I got really into weight lifting when I was a sophomore in college.  Realizing that waifishness wasn't a viable reality for me (at least my ass grew up in a time where Kardashians are cultural icons), I started reading bodybuilding.com, eventually found stumptuous.com, and joined up with the rugby squad.  I ventured across the street to lift in Columbia's dirty, dirty gym because Barnard's iron wasn't heavy enough, and did lots of squats, deadlifts and bench presses.  Dead bug, Dan John. Eventually I started watching Crossfit YouTube videos and started getting Olympic with my shit.  I was a Theatre major.  These facts coalesced and I decided to become an ACSM certified personal trainer upon graduating from school, thinking the schedule would be flexible enough for me to pursue my artistic goals while making a higher hourly than a retail/service job.  There are some things that I really wish I knew before I decided to do that.  I made some uniquely dumb mistakes (choosing to work at a Brooklyn gym when I lived in Harlem, getting a bit too caught up in the interesting social landscape of the gym where I worked), but from what I witnessed, there are some universal truths about personal training that are worth considering for anyone contemplating that road.

.  Personal Training is a sales job.  Yeah, you have to be good at fitness and whatever, but ultimately your sales pitch has to be well-honed if you want to keep your job.  Expect to get more input about selling than training from your employer. Make friends with the membership sales folks who will hopefully throw people your way who wanted a trainer when they walked in the door so that you don't have to resort to grovelling.

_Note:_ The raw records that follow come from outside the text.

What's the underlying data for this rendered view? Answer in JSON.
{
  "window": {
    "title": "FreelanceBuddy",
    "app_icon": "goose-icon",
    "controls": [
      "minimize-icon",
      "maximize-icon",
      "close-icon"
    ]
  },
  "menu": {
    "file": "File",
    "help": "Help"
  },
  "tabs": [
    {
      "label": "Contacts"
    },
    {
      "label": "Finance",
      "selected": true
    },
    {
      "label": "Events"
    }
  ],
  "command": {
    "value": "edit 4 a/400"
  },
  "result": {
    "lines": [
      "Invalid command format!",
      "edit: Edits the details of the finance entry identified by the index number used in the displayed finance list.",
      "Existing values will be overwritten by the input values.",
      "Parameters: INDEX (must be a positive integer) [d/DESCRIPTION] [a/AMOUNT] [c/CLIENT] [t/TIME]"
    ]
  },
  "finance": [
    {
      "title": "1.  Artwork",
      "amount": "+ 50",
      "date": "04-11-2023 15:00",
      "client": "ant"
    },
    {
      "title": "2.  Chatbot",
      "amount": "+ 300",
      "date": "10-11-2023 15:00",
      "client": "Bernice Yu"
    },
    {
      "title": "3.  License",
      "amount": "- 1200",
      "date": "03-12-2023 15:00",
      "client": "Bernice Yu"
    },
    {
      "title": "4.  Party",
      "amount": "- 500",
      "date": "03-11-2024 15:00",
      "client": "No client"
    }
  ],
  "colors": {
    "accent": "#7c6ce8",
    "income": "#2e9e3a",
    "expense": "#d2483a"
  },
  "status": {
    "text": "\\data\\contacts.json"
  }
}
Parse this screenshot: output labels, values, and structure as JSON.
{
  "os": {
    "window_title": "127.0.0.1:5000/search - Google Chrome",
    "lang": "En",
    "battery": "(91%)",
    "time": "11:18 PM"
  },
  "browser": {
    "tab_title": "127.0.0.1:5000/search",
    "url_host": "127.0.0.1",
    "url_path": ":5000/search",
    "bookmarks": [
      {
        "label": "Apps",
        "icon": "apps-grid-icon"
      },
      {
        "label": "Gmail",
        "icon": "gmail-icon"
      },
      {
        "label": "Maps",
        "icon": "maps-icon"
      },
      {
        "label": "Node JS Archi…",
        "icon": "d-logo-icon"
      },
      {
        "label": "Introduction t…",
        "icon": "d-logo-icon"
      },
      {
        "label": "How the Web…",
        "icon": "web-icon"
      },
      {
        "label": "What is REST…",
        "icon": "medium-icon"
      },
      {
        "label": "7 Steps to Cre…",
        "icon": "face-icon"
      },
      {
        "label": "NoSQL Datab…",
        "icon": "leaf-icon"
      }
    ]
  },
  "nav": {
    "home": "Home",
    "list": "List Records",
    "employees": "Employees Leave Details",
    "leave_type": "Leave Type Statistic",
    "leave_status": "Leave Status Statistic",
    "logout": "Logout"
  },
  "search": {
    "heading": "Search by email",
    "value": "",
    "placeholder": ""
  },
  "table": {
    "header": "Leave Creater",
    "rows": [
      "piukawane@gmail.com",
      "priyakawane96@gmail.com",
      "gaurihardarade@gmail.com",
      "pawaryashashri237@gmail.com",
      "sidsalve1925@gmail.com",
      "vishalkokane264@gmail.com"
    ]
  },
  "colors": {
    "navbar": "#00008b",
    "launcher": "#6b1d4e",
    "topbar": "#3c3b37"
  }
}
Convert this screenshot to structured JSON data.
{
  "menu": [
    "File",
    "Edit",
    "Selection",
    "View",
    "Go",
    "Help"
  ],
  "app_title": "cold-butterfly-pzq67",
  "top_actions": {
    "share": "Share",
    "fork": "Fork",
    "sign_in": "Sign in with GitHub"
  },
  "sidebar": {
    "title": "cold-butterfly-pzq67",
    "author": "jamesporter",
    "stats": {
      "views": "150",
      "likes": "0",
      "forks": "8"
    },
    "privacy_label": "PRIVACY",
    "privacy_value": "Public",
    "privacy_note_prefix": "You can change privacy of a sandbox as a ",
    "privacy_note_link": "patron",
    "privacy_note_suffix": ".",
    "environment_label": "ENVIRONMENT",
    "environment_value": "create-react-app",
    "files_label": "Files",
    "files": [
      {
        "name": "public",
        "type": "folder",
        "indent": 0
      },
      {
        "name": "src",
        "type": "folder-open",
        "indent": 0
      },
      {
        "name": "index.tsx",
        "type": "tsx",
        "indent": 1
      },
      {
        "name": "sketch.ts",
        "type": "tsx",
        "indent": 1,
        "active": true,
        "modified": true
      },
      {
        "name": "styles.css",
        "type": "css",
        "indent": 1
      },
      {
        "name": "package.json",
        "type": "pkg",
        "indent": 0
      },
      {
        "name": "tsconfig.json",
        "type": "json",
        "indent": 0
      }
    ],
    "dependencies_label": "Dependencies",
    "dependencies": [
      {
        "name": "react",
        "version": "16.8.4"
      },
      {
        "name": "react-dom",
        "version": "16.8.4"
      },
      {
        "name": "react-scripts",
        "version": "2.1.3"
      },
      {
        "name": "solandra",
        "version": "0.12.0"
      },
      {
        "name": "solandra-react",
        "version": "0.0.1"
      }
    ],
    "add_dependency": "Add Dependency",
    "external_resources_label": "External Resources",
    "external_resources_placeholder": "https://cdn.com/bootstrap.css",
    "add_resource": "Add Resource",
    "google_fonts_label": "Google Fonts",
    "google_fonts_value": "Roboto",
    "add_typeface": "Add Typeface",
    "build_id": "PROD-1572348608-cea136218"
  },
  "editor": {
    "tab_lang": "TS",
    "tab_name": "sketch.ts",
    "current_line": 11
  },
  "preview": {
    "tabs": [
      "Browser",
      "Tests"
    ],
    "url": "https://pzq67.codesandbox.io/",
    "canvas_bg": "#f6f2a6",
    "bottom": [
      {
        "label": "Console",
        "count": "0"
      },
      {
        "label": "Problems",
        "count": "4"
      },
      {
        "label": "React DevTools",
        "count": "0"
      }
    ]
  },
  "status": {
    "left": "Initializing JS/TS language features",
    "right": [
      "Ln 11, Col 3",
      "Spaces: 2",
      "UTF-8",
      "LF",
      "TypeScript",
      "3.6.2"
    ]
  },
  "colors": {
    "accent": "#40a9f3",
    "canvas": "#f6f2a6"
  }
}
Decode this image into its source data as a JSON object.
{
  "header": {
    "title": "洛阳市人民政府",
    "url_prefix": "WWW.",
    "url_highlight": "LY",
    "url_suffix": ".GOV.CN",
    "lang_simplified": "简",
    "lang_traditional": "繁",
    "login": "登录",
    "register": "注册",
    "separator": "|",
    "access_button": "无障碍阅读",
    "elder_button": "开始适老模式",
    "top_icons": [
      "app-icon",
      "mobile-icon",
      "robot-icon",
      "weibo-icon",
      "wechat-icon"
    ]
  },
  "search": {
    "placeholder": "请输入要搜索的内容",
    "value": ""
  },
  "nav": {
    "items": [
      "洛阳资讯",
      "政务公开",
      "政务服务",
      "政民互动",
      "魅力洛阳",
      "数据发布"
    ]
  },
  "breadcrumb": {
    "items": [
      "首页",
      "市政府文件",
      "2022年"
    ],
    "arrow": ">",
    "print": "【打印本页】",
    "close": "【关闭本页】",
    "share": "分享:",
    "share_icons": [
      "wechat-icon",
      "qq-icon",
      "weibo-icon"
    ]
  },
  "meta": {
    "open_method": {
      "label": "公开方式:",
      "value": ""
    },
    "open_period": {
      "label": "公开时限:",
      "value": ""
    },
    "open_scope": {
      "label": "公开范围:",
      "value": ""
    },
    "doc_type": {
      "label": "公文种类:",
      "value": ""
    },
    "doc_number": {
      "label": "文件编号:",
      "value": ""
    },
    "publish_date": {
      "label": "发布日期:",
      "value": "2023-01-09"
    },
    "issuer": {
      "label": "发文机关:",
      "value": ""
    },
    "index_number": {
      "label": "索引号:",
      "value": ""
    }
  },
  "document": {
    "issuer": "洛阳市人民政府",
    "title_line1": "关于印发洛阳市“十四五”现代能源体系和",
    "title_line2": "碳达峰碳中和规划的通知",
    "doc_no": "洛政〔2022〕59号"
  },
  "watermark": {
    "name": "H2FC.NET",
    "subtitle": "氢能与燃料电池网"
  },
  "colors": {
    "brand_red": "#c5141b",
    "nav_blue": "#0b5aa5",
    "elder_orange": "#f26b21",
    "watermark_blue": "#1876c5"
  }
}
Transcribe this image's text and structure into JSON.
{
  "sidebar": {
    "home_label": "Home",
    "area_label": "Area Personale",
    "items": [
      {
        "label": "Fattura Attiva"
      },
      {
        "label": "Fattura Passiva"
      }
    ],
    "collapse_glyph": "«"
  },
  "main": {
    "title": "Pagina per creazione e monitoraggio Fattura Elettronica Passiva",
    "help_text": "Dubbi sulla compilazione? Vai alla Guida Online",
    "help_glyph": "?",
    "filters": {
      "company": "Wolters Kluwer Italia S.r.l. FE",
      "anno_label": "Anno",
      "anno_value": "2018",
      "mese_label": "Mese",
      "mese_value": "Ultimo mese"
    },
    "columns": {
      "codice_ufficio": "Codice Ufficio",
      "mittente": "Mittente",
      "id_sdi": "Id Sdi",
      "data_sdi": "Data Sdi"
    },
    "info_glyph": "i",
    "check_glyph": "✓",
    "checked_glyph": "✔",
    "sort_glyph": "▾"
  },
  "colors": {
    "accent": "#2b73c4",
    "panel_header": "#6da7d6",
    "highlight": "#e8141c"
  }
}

2. Commercial gyms will shaft you.  Personal training is expensive, but you get paid at a major discount.  If you work for a commercial chain gym, the corporation will stick about 75% of the fee in their pocket.

3. The hours are so weird.  Most people work out before work and after work.  This results in trainers working early mornings, late nights and weekends if they want to get anywhere close to a full time schedule.  Be prepared to figure out a strategy for dealing with awkward midday gaps.

4. You think you're body conscious now? HAH! Your body is your advertising as a personal trainer, so you'll be under close scrutiny from potential clients.  Gyms are obviously appearance-focused (and pretty sexually charged, too...bodies! spandex! rhythmic movements!), and spending hours in a place that makes cash on the dream of superficial perfection can start messing with your brain.

For people whose ultimate passion is working in the fitness industry, personal training can be great I'm sure, but the eternal Craigslist ads for new trainers are eternal for a reason.  It's a revolving door.  I saw people who thrived.  I even got to a place where I was working enough hours to finally qualify for health insurance through my job (though I saw people whose hours temporarily dipped below that threshold get swiftly kicked off of the coverage).  For me, though, it wasn't a viable way to make money doing something I was interested in while simultaneously pursuing other passions like I originally thought.  Getting to a place where I was making enough money to survive in New York took a huge amount of time and energy, and left my non-working hours mostly devoted to sleeping.  While I've made the most art when I was either a student or unemployed, my current nine-to-fivey existence feels a lot more flexible than personal training ever did.